The printer itself has two slots in it intended for digital camera media: one for (of course) Sony’s proprietary “memory stick” (in Sony’s documentation, they always put it in quotes), and one for a PC card. So if you have SmartMedia or CompactFlash, you can get a PC Card adapter and you’ll be all set. There is also a USB port (though a cable is not included, which I feel is pretty cheap on Sony’s part) for connecting to your computer.
When you insert media into the printer, you can tell the printer to print all images it finds, or just those selected with a standard DPOF marker (again, my Sony camera supports this; I don’t know how many others do, so check your documentation), which can be put on a picture by a digital camera. Once you’ve made that selection, hit Print and let it go. Simple.
If you happen to have a TV nearby with the right kind of input jack (my five-year-old TV doesn’t have one, but my two-year-old VCR does; Sony’s manual just calls the cable a “Video connecting cable.” An old VCR manual calls it a “round (75 ohm) connector.”), you can connect the printer to the TV to afford you a variety of printing options, such as making a card or calendar, or printing the date (of printing, not the date the picture was taken) on the image. I don’t really understand the target market for these doodads; it seems to me they would appeal to people without a computer, but who would buy a digital camera if they didn’t have a computer?
The interface for the TV screen functions is, to me, much more confusing than an image editing program on my computer, though that may just be because of what I’m used to. I had to consult the manual several times in order to get connected (via my VCR) and to get a calendar picture printed out. The process involved going through no fewer than eight screens, and it’s quite slow, at least by computer standards. Also, since TVs have downright awful resolution, previewing doesn’t give you as clear an idea as you might want of how your picture will come out. All that said, I am happy with the results.
Support for printing from a computer, at least a Macintosh, is positively abysmal. I’ve seen many reports on the Web of borderless printing not working when printing from a Mac, and I’ve confirmed that with my own experience. (About 1/8 of an inch of white space is left on one side.) Also, when printing from a computer, none of the automatic cropping takes place to account for images that aren’t 3:2, so if you don’t crop your image to a perfect 3:2 ratio, you’ll again have borders.

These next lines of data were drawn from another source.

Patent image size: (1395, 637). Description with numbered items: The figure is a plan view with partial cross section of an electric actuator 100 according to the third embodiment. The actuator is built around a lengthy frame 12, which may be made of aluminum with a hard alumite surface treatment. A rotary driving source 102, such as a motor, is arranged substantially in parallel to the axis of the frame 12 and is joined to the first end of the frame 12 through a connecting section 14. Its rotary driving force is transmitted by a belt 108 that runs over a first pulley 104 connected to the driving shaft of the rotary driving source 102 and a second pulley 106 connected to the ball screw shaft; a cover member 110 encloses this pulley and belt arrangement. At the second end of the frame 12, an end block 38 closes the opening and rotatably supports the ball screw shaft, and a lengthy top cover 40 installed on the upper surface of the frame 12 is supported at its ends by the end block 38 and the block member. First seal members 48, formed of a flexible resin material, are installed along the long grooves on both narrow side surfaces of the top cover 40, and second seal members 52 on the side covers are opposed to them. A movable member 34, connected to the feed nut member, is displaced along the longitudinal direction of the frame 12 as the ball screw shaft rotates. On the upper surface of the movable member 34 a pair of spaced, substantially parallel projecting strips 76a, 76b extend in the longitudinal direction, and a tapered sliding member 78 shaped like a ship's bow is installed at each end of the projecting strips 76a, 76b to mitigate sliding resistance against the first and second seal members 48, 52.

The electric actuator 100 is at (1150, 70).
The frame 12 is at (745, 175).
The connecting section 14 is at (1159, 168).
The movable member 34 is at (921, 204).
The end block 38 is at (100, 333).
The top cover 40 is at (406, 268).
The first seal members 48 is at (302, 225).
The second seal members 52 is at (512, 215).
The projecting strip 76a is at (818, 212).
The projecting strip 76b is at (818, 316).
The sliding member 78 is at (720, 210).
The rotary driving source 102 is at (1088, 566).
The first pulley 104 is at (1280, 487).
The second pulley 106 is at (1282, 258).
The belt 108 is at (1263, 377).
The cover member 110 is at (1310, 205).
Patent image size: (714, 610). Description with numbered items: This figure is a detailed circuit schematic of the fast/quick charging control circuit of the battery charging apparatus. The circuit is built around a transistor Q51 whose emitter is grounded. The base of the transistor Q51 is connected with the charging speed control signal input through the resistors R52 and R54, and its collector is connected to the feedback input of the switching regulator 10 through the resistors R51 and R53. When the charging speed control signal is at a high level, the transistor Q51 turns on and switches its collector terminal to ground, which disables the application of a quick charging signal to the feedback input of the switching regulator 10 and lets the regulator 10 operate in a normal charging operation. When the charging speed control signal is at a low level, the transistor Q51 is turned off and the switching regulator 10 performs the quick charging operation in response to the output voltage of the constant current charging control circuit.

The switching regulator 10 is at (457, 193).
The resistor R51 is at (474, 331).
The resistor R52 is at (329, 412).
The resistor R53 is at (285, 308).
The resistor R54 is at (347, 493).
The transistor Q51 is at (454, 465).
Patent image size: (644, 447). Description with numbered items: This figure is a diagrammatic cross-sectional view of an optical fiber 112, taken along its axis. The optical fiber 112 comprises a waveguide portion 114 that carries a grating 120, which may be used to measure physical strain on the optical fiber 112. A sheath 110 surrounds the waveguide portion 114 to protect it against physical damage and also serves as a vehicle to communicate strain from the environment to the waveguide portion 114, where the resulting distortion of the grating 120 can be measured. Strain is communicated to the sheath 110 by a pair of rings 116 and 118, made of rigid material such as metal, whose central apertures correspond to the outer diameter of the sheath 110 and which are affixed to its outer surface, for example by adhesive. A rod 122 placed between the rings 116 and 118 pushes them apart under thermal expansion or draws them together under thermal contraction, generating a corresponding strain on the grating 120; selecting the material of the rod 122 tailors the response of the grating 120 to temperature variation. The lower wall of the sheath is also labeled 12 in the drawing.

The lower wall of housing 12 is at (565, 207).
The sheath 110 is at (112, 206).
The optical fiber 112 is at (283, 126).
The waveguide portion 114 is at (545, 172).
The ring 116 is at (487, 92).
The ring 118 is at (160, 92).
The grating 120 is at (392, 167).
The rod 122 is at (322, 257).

The look-and-feel of the print dialogues is decidedly Windows-like, and worst of all, the “Print” buttons visible from “Page Setup” and from previewing the image do not work at all: you have to select “Print” directly. The readme file included with the print software is written in very poor English, surprising given Sony’s high-profile presence in the English-speaking world. All in all, its pretty clear that Mac printing capability was an afterthought, and not tested adequately before sending the product to market. The good news is that these problems could all be fixed by Sony updating its Mac printer drivers…but will they?
Overall, I’m extremely satisfied with the Sony DPP-SV55. I bought it to print out digital pictures, and it performs that function beautifully and easily. The TV interface gives some nice basic options for printing your images, if you’re willing to wade through the numerous screens. My only major complaints about this device are the relative unavailability of print media and the poor support for printing from a Mac. Regardless, image quality is the most important characteristic of a photo printer, and in that area, the DPP-SV55 really shines.